Written evidence submitted by Ermine Amies [GRA1944]
● Transsexual people, with or without medical treatment of hormones and surgery, at all stages of transition are protected by the characteristic of gender reassignment by the Equality Act.
● Gender identity ideology has undermined the sex based rights of women and girls.
● Single sex services, spaces and sports are important for safeguarding and the dignity and privacy for women and girls who would otherwise be forced to share with male bodied trans identified men.
● A diagnosis of gender dysphoria should be required and the age for a gender recognition certificate not lowered.
● Equality data collection on transgender people is poor. Longitudinal data is missing. Equality impact assessments on the effect of policy and operational decisions on women (and other protected characteristics) are also missing or poorly done.
● Action: Ministers and the EHRC need to issue guidance on the use of the word sex, not gender, and the operation of the single sex exceptions under the Equality Act 2010 and how they interact with the GRA 2004 and protections through the characteristic gender reassignment.
● Action: The impact of any additional protections for trans identified people on the protections of other protected groups such as women, religious believers, disabled and elderly people and their freedom of speech must be considered in this inquiry.
● Action: Ensure evidence based decisions by collecting and analysing data, undertaking robust research and equality impact assessments that take into account the impact on other protected characteristics (sex, religion or belief and disability).
1.2. Gender identity ideology through the Gender Recognition Act, other policy changes & operational practice poses a serious threat to the rights of women and girls as a sex-based class, and the privacy, dignity and safety of their services, spaces and sports. It undermines safeguards for girls, boys and for older and disabled women who cannot advocate for themselves and our freedom of speech to describe ourselves and our rights.

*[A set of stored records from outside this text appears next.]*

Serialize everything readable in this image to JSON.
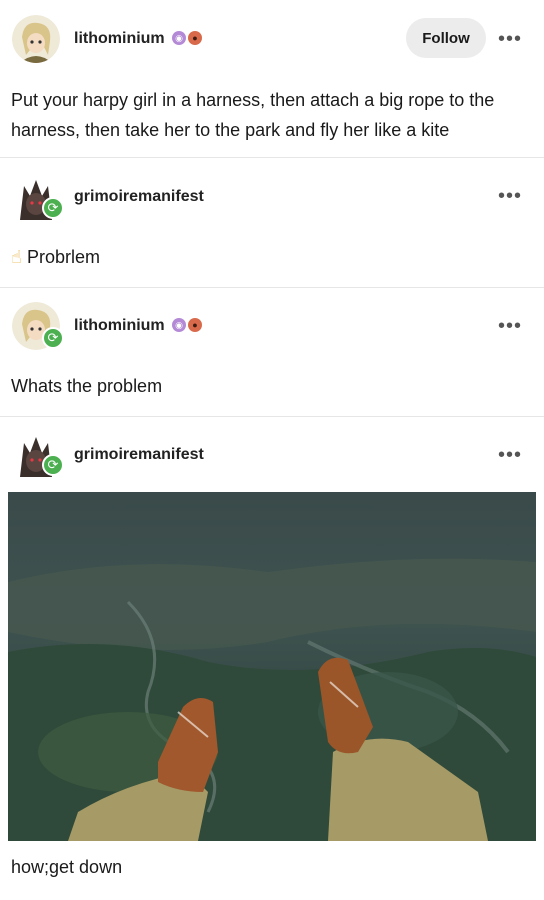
{
  "posts": [
    {
      "username": "lithominium",
      "follow_label": "Follow",
      "more_label": "•••",
      "text": "Put your harpy girl in a harness, then attach a big rope to the harness, then take her to the park and fly her like a kite"
    },
    {
      "username": "grimoiremanifest",
      "more_label": "•••",
      "emoji": "☝",
      "text": "Probrlem"
    },
    {
      "username": "lithominium",
      "more_label": "•••",
      "text": "Whats the problem"
    },
    {
      "username": "grimoiremanifest",
      "more_label": "•••",
      "caption": "how;get down"
    }
  ],
  "icons": {
    "reblog": "reblog-icon",
    "badge_colors": [
      "#9b59b6",
      "#c0392b"
    ]
  }
}
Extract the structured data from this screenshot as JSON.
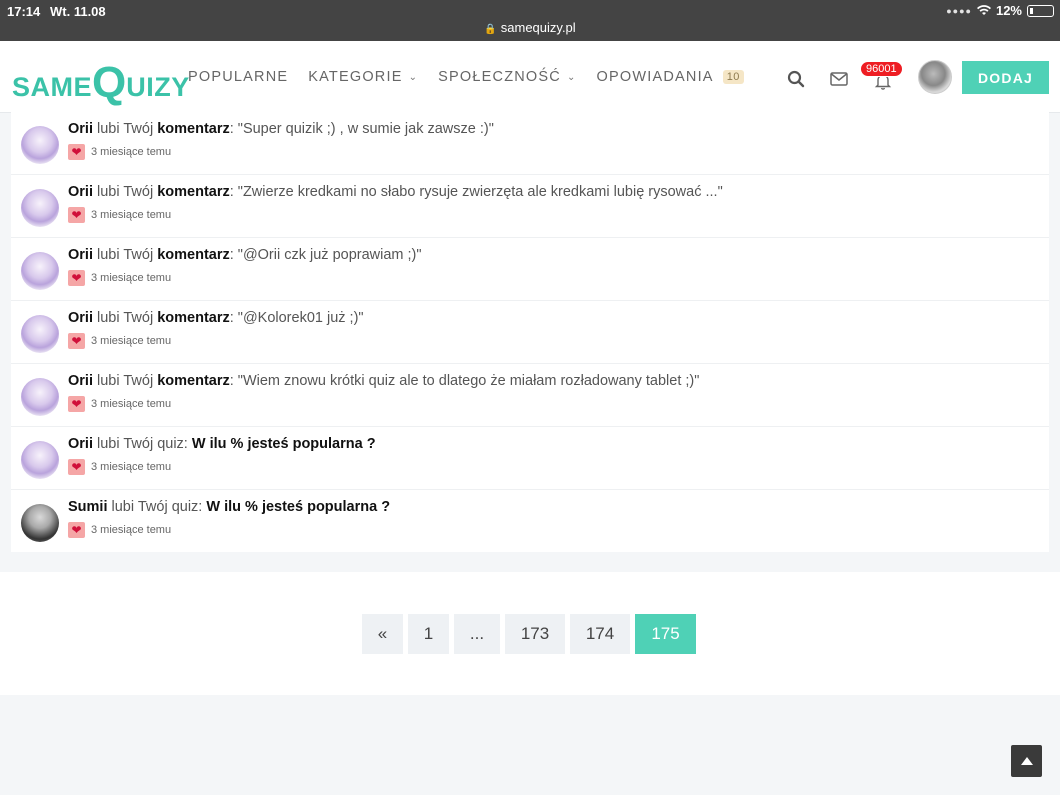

2.1. Ruth Hunt, ex CEO Stonewall was incorrect to say “It’s just admin” about self ID and Gender Recognition Certificates in a Guardian interview last year.
2.2. Self ID and Gender Recognition Certificates (GRC) are not "just admin". They are key to activist charities in misleading public and private sector organisations with an inaccurate interpretation of the Equality Act and the Gender Recognition Act (GRA) 2004 on the provision of single sex spaces, services and sports.
2.3. The GRA conflates “gender” and “sex” when it means legal sex, obfuscating women’s sex based protections. “Sex” and “gender reassignment” are two distinct protected characteristics and cannot be treated as interchangeable. The GRA is confusing as a GRC gives the right to change the sex on your birth certificate, not your “gender”.
2.4. Activists use the GRA wording “for all purposes,” to interpret “gender” to include trans identified males and not the legal sex (biological male or female) and the legal exceptions so undermining the fundamental rights of women and girls.
2.5. This confusion about the law is aggravated by training by activist charities, endorsed by Whitehall departments and police forces.
2.6. Research: This has had a serious impact on the ground as my research into 9 public sector organisations working in my county in September 2020 found.
2.7. Only one organisation, the County Council correctly included both “sex” and “gender reassignment” in its policies.
2.8. The Care Quality Commission completely omitted the protected characteristic sex in their equality policy, thereby providing no protection for the sex based rights of women. This undermines their ability during inspections of NHS trusts and other providers on their equality policies.
2.9. The equality policies & equality impact assessments (EIAs) of 3 NHS trusts in my area omit sex (and therefore the sex based rights of women) because they use the word "gender" or "sex/gender" or "gender/transgender" instead of sex. A 4th NHS trust provided no equality info on their website.
2.10. A 5th NHS trust, the police force and two local authorities correctly list sex as the protected characteristic in their equality policies but had the gender error (omitting the protected characteristic of sex) in other documents and assessments. So 7 organisations (CQC, 3 NHS trusts, the police force and 2 local authorities) I reviewed failed to accurately cover sex as a protected characteristic and replaced it with some form of gender mashup.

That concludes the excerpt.